The Redeemer/SEPA conflict was needless. Once started there were numerous roads toward peace. Redeemer suggested many possibilities in letter after ignored letter. Every decision made by SEPA leadership for the last four years regarding Redeemer has escalated conflict with no end in sight. Faithful laity were treated as enemies from the get go.

We do not have to polish our crystal ball to predict that this is what SEPA congregations can expect if they are the victims of anticipated synodical mistakes.

  • Your clergy will disappear. Laity will be blamed for all consequences and have no one to speak for them.
  • Members will be named in personal lawsuits, their lives affected for years after being banished from their church.
  • Property and assets will be valued while people are thrown away.
  • Your congregation and its members will be called names, mocked, threatened, strong-armed, and dragged through the courts with every expectation that you submit to bullying.
  • No stone will be left unturned in pursuit of evidence to justify actions — after the fact.
  • Your members will be treated as if their faith and dedication are subservient to synod’s wishes made in greedy isolation.
  • Your denomination will use the full power of the courts in their attack against your members, while taking full advantage of their First Amendment protection of “separation of church and state.”

Maundy Thursday is eight weeks away. The imagery of Maundy Thursday is Christ in humility.

Church leaders like to display their humility ceremonially on this sacred occasion.  If this humility is genuine, the doors of Redeemer should be unlocked and our bishop should preside over a service, kneeling to wash the feet of Redeemer members. That would be the start of a new Church that practices what it preaches — repentance, forgiveness, reconciliation and atonement.

IMAGE SOURCE PAGE: http://laughing-listening-learning.blogspot.com/2011_03_01_archive.html

The “Not So New” Horizontal Church

Many church leaders are bemoaning that Church isn’t what it used to be. Bishop Claire Burkat wrote to her rank and file lately warning that the road ahead is uncharted and there is no blueprint for moving foreward. The old ways just aren’t working.
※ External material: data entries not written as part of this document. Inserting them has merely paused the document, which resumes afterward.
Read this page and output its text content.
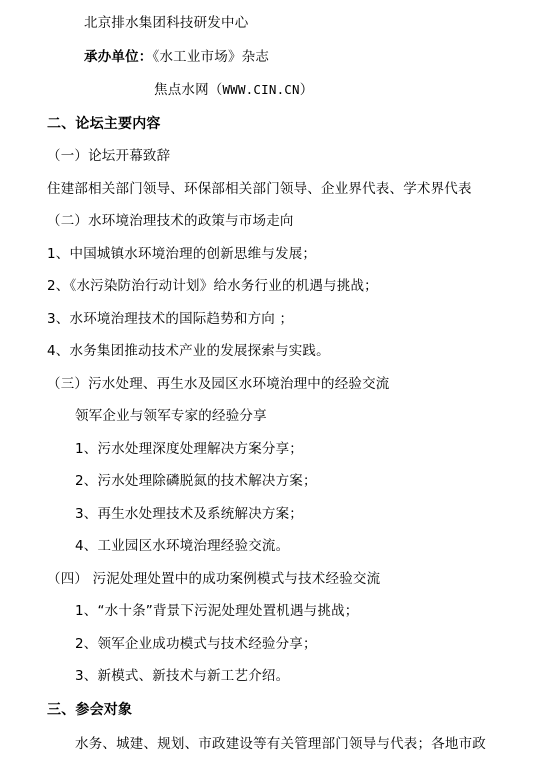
北京排水集团科技研发中心
承办单位：《水工业市场》杂志
焦点水网（WWW.CIN.CN）
二、论坛主要内容
（一）论坛开幕致辞
住建部相关部门领导、环保部相关部门领导、企业界代表、学术界代表
（二）水环境治理技术的政策与市场走向
1、中国城镇水环境治理的创新思维与发展；
2、《水污染防治行动计划》给水务行业的机遇与挑战；
3、水环境治理技术的国际趋势和方向 ；
4、水务集团推动技术产业的发展探索与实践。
（三）污水处理、再生水及园区水环境治理中的经验交流
领军企业与领军专家的经验分享
1、污水处理深度处理解决方案分享；
2、污水处理除磷脱氮的技术解决方案；
3、再生水处理技术及系统解决方案；
4、工业园区水环境治理经验交流。
（四） 污泥处理处置中的成功案例模式与技术经验交流
1、“水十条”背景下污泥处理处置机遇与挑战；
2、领军企业成功模式与技术经验分享；
3、新模式、新技术与新工艺介绍。
三、参会对象
水务、城建、规划、市政建设等有关管理部门领导与代表；各地市政
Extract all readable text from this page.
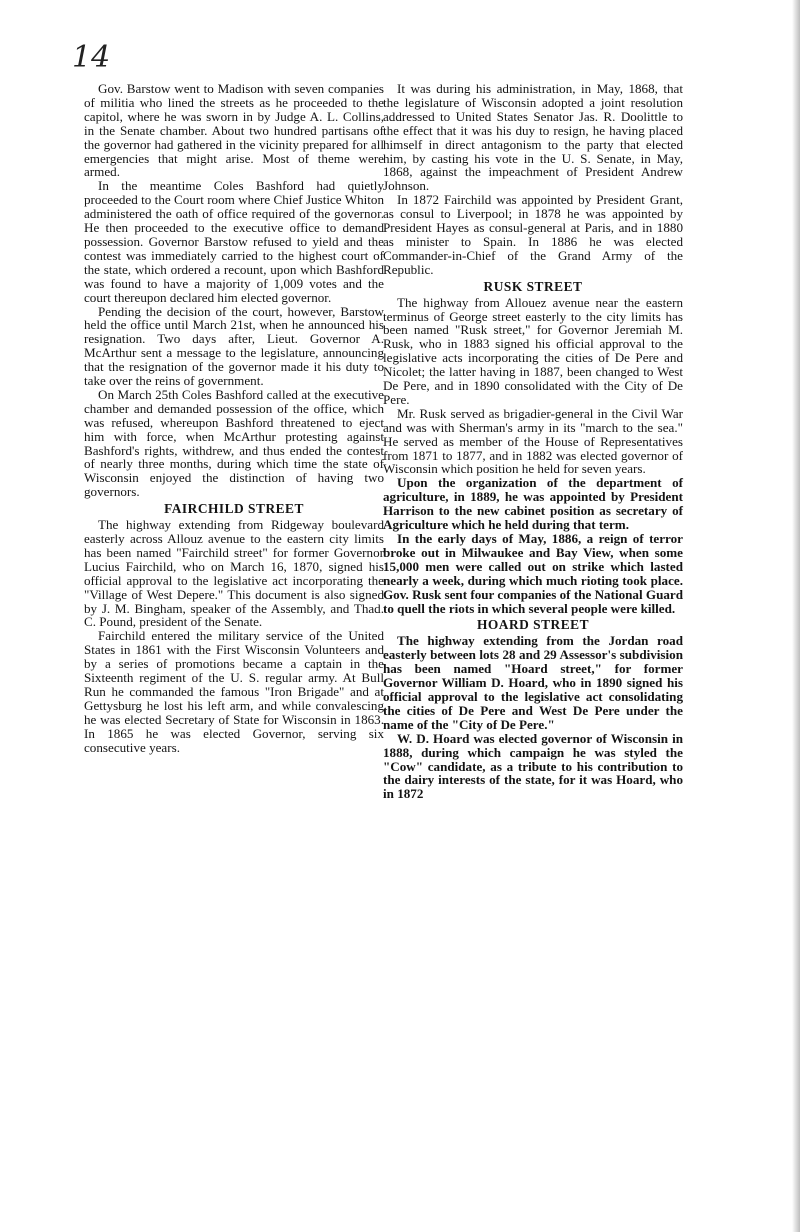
14

Gov. Barstow went to Madison with seven companies of militia who lined the streets as he proceeded to the capitol, where he was sworn in by Judge A. L. Collins, in the Senate chamber. About two hundred partisans of the governor had gathered in the vicinity prepared for all emergencies that might arise. Most of theme were armed.

In the meantime Coles Bashford had quietly proceeded to the Court room where Chief Justice Whiton administered the oath of office required of the governor. He then proceeded to the executive office to demand possession. Governor Barstow refused to yield and the contest was immediately carried to the highest court of the state, which ordered a recount, upon which Bashford was found to have a majority of 1,009 votes and the court thereupon declared him elected governor.

Pending the decision of the court, however, Barstow held the office until March 21st, when he announced his resignation. Two days after, Lieut. Governor A. McArthur sent a message to the legislature, announcing that the resignation of the governor made it his duty to take over the reins of government.

On March 25th Coles Bashford called at the executive chamber and demanded possession of the office, which was refused, whereupon Bashford threatened to eject him with force, when McArthur protesting against Bashford's rights, withdrew, and thus ended the contest of nearly three months, during which time the state of Wisconsin enjoyed the distinction of having two governors.

FAIRCHILD STREET

The highway extending from Ridgeway boulevard easterly across Allouz avenue to the eastern city limits has been named "Fairchild street" for former Governor Lucius Fairchild, who on March 16, 1870, signed his official approval to the legislative act incorporating the "Village of West Depere." This document is also signed by J. M. Bingham, speaker of the Assembly, and Thad. C. Pound, president of the Senate.

Fairchild entered the military service of the United States in 1861 with the First Wisconsin Volunteers and by a series of promotions became a captain in the Sixteenth regiment of the U. S. regular army. At Bull Run he commanded the famous "Iron Brigade" and at Gettysburg he lost his left arm, and while convalescing he was elected Secretary of State for Wisconsin in 1863. In 1865 he was elected Governor, serving six consecutive years.

It was during his administration, in May, 1868, that the legislature of Wisconsin adopted a joint resolution addressed to United States Senator Jas. R. Doolittle to the effect that it was his duy to resign, he having placed himself in direct antagonism to the party that elected him, by casting his vote in the U. S. Senate, in May, 1868, against the impeachment of President Andrew Johnson.

In 1872 Fairchild was appointed by President Grant, as consul to Liverpool; in 1878 he was appointed by President Hayes as consul-general at Paris, and in 1880 as minister to Spain. In 1886 he was elected Commander-in-Chief of the Grand Army of the Republic.

RUSK STREET

The highway from Allouez avenue near the eastern terminus of George street easterly to the city limits has been named "Rusk street," for Governor Jeremiah M. Rusk, who in 1883 signed his official approval to the legislative acts incorporating the cities of De Pere and Nicolet; the latter having in 1887, been changed to West De Pere, and in 1890 consolidated with the City of De Pere.

Mr. Rusk served as brigadier-general in the Civil War and was with Sherman's army in its "march to the sea." He served as member of the House of Representatives from 1871 to 1877, and in 1882 was elected governor of Wisconsin which position he held for seven years.

Upon the organization of the department of agriculture, in 1889, he was appointed by President Harrison to the new cabinet position as secretary of Agriculture which he held during that term.

In the early days of May, 1886, a reign of terror broke out in Milwaukee and Bay View, when some 15,000 men were called out on strike which lasted nearly a week, during which much rioting took place. Gov. Rusk sent four companies of the National Guard to quell the riots in which several people were killed.

HOARD STREET

The highway extending from the Jordan road easterly between lots 28 and 29 Assessor's subdivision has been named "Hoard street," for former Governor William D. Hoard, who in 1890 signed his official approval to the legislative act consolidating the cities of De Pere and West De Pere under the name of the "City of De Pere."

W. D. Hoard was elected governor of Wisconsin in 1888, during which campaign he was styled the "Cow" candidate, as a tribute to his contribution to the dairy interests of the state, for it was Hoard, who in 1872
Perhaps it is only an illusion that they ever did!

Welcome to the “horizontal” Church.

Church can learn from what’s happening in the rest of the world. Business leaders, too, are noticing that the old ways of doing business are ineffective, inefficient and unprofitable. There is a TV show that brings this “epiphany” to us every Sunday evening — Undercover Boss.

In the old business world, upper management controlled all things. An employee’s future relied on his/her ability to control people, material, budgets, customers. The power in the business world has shifted to the consumer. Smart business people are meeting the challenge by restructuring their businesses to be less vertical (hierarchical) and more horizontal. Create a good product, serve your customers well, and your business will grow by word of mouth or by keystrokes on the internet or cellphone.

The Church lives in the same world. It has relied on hierarchical control for a very long time and so change may come a bit harder and a tad slower, but things are changing. Hierarchies are crumbling under the weight of their own weaknesses. Rank and file spiritual church members are resisting the support of vertical management and for good reason. It’s expensive, unproductive and crippling. Offerings, we can conclude, are better spent on direct service than on supporting hierarchy.

And so, the Church today is mirroring society. The Church is becoming more horizontal. We still have a good “product” and the laborers in the vineyard are committed. The Church will survive by spreading person to person (2×2!).

This is where Bishop Burkat is wrong! There is a blueprint! It’s called The Bible.